Holohory Jewish Cemetery

Cemetery Information

Country
Ukraine
Region
Volyn
District
Zolochiv
Settlement
Holohory
Site address
Holohory Jewish Cemetery
GPS coordinates
49.76277, 24.72287
Perimeter length
485 metres
Is the cemetery demolished
no
Type and height of existing fence
No fence
Preservation condition
Fenced and protected Jewish cemetery
General site condition
Unfenced Jewish cemetery
Number of existing gravestones
Around 50. The gravestones are slowly sinking into the ground, and the cemetery is overgrown with grass.
Date of oldest tombstone
1794
Date of newest tombstone
Urgency of erecting a fence
Medium
Land ownership
Property of local community
Preserved construction on site
Drone surveys
No

Historical overview

Information on the cemetery’s establishment is not available, but it was marked on a maps from 1860s.
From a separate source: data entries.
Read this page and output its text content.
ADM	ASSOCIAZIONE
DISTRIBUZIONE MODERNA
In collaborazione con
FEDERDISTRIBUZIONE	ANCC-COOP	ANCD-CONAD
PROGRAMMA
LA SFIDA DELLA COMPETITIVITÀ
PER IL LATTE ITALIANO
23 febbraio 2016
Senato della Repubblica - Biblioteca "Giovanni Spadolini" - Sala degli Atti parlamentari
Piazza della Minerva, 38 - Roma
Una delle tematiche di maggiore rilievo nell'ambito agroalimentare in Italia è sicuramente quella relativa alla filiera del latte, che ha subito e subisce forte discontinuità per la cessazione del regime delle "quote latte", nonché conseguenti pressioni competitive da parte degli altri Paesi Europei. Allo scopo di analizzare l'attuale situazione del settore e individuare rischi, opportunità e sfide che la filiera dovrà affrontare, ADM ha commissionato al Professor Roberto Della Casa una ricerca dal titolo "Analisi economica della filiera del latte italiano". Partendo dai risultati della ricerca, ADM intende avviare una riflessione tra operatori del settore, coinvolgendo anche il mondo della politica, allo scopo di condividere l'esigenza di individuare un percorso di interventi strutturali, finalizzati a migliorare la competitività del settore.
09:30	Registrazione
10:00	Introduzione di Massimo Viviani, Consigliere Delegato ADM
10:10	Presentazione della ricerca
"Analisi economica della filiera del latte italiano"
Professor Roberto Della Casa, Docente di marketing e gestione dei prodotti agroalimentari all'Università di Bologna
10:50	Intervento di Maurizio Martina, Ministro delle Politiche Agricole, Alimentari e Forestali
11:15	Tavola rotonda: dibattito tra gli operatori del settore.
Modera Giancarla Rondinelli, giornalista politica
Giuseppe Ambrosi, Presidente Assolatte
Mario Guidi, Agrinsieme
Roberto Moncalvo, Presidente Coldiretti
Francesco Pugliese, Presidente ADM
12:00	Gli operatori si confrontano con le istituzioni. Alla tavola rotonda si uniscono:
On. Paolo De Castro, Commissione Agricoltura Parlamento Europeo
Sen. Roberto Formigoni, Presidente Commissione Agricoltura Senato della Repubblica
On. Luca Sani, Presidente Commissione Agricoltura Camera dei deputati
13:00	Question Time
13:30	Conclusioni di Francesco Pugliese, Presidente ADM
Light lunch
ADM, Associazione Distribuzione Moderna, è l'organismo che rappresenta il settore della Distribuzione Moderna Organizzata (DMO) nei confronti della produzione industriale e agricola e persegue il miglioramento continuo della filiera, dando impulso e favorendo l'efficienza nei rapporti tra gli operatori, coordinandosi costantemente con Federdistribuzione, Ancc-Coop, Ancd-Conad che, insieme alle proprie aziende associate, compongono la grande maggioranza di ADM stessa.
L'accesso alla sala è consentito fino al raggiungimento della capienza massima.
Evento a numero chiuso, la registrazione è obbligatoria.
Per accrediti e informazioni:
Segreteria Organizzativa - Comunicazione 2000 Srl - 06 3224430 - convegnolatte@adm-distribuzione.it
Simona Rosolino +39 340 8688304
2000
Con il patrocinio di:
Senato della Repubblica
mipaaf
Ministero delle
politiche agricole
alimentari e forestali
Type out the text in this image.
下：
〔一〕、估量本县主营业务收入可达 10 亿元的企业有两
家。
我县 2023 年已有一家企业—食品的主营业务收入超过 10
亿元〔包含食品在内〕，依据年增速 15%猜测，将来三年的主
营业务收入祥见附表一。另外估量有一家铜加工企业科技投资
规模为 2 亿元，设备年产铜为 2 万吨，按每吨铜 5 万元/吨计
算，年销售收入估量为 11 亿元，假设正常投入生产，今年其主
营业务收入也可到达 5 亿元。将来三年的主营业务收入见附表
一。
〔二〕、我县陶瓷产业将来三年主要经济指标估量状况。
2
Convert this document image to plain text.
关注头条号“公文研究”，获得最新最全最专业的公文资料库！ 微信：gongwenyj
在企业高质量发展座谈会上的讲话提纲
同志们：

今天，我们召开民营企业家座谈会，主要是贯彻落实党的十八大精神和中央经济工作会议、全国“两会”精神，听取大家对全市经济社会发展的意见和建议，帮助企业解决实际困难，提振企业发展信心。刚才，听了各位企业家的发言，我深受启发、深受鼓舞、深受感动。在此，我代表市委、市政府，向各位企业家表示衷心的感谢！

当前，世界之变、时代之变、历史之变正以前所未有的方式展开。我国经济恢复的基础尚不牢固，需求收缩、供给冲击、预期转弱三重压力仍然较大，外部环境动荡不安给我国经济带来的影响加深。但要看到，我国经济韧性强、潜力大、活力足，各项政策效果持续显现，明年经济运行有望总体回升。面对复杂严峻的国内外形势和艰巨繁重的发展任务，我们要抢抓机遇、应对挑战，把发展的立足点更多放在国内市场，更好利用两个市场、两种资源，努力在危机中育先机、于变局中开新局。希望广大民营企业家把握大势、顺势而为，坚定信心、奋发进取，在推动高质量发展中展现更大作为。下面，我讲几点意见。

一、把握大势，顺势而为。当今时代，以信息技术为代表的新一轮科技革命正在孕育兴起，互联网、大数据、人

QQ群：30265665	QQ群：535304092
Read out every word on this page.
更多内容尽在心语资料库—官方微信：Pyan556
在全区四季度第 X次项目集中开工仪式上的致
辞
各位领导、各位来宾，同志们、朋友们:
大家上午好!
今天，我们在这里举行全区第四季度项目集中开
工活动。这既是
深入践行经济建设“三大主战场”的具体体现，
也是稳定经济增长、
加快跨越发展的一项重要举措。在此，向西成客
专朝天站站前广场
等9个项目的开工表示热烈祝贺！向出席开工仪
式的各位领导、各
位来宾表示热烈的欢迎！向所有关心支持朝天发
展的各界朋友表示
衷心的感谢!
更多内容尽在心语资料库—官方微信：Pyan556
The cemetery was operation until WWII. According to locals, it was demolished in 1960s.-1970s. Tombstones were used for construction of a sugar factory in Krasne village and a kolkhoz in Holohory. Jews were living in Holohory from 1470. In the early 17th century, a synagogue was built. In 1765, 498 Jews were residing here. The community became independent from the Lviv kehila in 1772. In the 17th and the 18th century, Jews were involved in leasing, distillation and trading. By 1880, the Jewish population numbered 1,216 (44% of the total population) and was reduced to 505 people (21% of the total population) by 1921. In 1895, a school founded with the support of Baron Hirsch was opened. The Zionist movement was active from the turn of the century. Rabbis of Holohory were, from 1910 to 1915, Mordekhai-Arieh Heber, from 1927 Shlomo Schickler, followed by Yosef-Mordekhai Bloom. During WWI, more than 100 Jews perished. In the post-war period, Joint provided assistance to the community. The Nazis occupied Holohory in late June 1941. In January 1942, a ghetto was established, in which 575 Jews were interned. In November 1942, they were deported to the ghetto in Zolochiv, where they shared the fate of the local Jews.